Bintang? Sepertinya aku pernah mendengar nama itu, tapi dimana ya? Aku lupa. Atau mungkin hanya perasaanku saja? Bintang sepertinya bukan nama yang asing. Aah tapi aku lupa, dimana ya aku pernah mendengar namanya..
“Bintang? Sepertinya aku pernah mendengar nama itu.” Gumamku.
“mungkin hanya perasaanmu saja” sahutnya.

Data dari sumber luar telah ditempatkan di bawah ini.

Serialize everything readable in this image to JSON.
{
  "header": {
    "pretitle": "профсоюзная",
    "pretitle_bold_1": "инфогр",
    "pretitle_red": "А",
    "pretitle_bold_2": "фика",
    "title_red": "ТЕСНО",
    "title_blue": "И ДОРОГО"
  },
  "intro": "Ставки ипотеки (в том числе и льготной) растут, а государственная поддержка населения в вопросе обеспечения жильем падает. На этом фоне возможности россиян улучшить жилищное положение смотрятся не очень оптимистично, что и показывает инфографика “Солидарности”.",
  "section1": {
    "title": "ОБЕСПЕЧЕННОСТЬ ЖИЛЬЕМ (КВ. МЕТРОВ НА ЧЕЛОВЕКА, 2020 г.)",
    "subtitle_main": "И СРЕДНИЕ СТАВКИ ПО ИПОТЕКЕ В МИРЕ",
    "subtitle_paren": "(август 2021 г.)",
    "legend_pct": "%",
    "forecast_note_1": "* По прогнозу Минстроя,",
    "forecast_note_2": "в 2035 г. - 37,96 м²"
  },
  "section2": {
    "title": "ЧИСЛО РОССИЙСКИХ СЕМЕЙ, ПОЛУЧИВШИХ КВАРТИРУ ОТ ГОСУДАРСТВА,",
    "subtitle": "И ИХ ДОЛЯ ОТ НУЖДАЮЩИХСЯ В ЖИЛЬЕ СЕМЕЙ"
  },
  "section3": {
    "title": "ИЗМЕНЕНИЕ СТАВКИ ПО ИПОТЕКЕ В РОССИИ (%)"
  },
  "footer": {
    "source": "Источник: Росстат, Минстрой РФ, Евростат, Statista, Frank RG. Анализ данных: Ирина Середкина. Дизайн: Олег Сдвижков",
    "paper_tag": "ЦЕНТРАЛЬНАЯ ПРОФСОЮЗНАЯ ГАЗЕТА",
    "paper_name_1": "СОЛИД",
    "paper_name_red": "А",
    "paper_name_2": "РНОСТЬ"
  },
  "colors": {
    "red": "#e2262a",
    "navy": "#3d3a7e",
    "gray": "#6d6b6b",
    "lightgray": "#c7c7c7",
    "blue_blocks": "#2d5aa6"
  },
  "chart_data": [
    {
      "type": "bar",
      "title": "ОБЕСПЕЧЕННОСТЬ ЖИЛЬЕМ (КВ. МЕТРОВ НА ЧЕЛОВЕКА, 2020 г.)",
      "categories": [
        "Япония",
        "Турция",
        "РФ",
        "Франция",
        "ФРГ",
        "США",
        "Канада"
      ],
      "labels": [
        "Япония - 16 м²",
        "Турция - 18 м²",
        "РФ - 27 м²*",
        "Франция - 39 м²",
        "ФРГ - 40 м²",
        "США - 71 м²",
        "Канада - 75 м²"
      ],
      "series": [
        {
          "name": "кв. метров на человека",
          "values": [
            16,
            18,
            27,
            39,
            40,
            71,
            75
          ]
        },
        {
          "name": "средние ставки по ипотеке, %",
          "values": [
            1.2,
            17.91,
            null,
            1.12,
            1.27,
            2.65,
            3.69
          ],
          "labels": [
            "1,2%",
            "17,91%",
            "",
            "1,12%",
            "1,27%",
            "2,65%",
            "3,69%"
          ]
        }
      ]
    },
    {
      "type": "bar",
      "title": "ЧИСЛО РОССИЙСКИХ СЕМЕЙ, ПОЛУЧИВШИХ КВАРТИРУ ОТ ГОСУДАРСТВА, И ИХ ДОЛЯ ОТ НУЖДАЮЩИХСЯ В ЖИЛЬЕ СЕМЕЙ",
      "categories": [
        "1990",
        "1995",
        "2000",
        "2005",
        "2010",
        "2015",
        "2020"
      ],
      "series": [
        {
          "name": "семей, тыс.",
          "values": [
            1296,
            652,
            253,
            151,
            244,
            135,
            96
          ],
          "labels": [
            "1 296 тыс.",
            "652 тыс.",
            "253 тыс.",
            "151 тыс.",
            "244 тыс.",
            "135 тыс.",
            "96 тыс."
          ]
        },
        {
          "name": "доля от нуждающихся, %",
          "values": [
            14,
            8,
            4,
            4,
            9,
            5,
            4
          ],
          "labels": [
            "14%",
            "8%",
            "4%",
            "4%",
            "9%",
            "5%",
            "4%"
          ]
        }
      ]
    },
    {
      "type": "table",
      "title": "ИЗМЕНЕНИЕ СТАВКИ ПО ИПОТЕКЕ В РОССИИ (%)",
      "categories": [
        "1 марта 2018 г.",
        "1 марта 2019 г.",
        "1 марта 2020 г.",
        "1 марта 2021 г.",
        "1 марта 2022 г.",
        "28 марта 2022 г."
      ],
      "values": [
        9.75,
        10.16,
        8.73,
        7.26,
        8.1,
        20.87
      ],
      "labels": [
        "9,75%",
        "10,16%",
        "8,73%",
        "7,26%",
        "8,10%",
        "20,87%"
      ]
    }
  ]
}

“mungkin. Perkenalkan namaku Bumi”
Dia tersenyum, aku pun berinisiatif duduk disebelahnya.dia membuka penutup kepalanya, baru terlihat bahwa rambutnya sepanjang bahu, berwarna hitam. Lurus, sedikit bergelombang. Tapi pas dengan kulit putihnya. Bibirnya kecil berwarna merah dengan hidung mancung nan tajam. Serta alis yang lebat dan bola mata coklat terang yang menawan, seperti boneka!
“apa yang kamu lakukan disini tadi?”
“tidak ada, aku Cuma menenangkan diri disini”
“menenangkan diri? Apa kamu tidak takut dengan hutan ini? hutan ini begitu sepi, jarang ada penduduk desa yang masuk kesini. Apa kamu tidak takut jika ada hewan buas yang menyerangmu?”
“tidak, setauku hutan ini tidak ada hewan buas. Kalaupun ada aku akan pergi lari sekncang-kencangnya” jawabnya tenang. Aku heran, keberanian darimana yang anak ini dapatkan? Aku yang bahkan sudah berkali-kali masuk hutan masih belum mengenal hutan ini secara baik, dia malah sangat santai dan tenang menjawab dia tidak akan takut.
“mm, apa kamu sering main ke hutan ini?”
“ya, sering. Aku selalu bermain di hutan ini, aku merasa hutan ini adalah persinggahan kedua ku”
Kami berbincang-bincang sangat lama, sampai kami tidak sadar bahwa sang Mentari sudah memakai selimut kelamnya. Akhirnya aku memutuskan untuk mengantarnya sampai kerumah. Tapi dia menolak, jadilah aku hanya mengantarnya sampai ke persimpangan desa saja.
“apa kamu yakin tidak mau diantar?”
“tidak usah. Terima kasih. Tapi rumahku dekat, maaf merepotkan”
“tak apa-apa”
“kalau begitu aku pergi dulu, sampai jumpa lain waktu”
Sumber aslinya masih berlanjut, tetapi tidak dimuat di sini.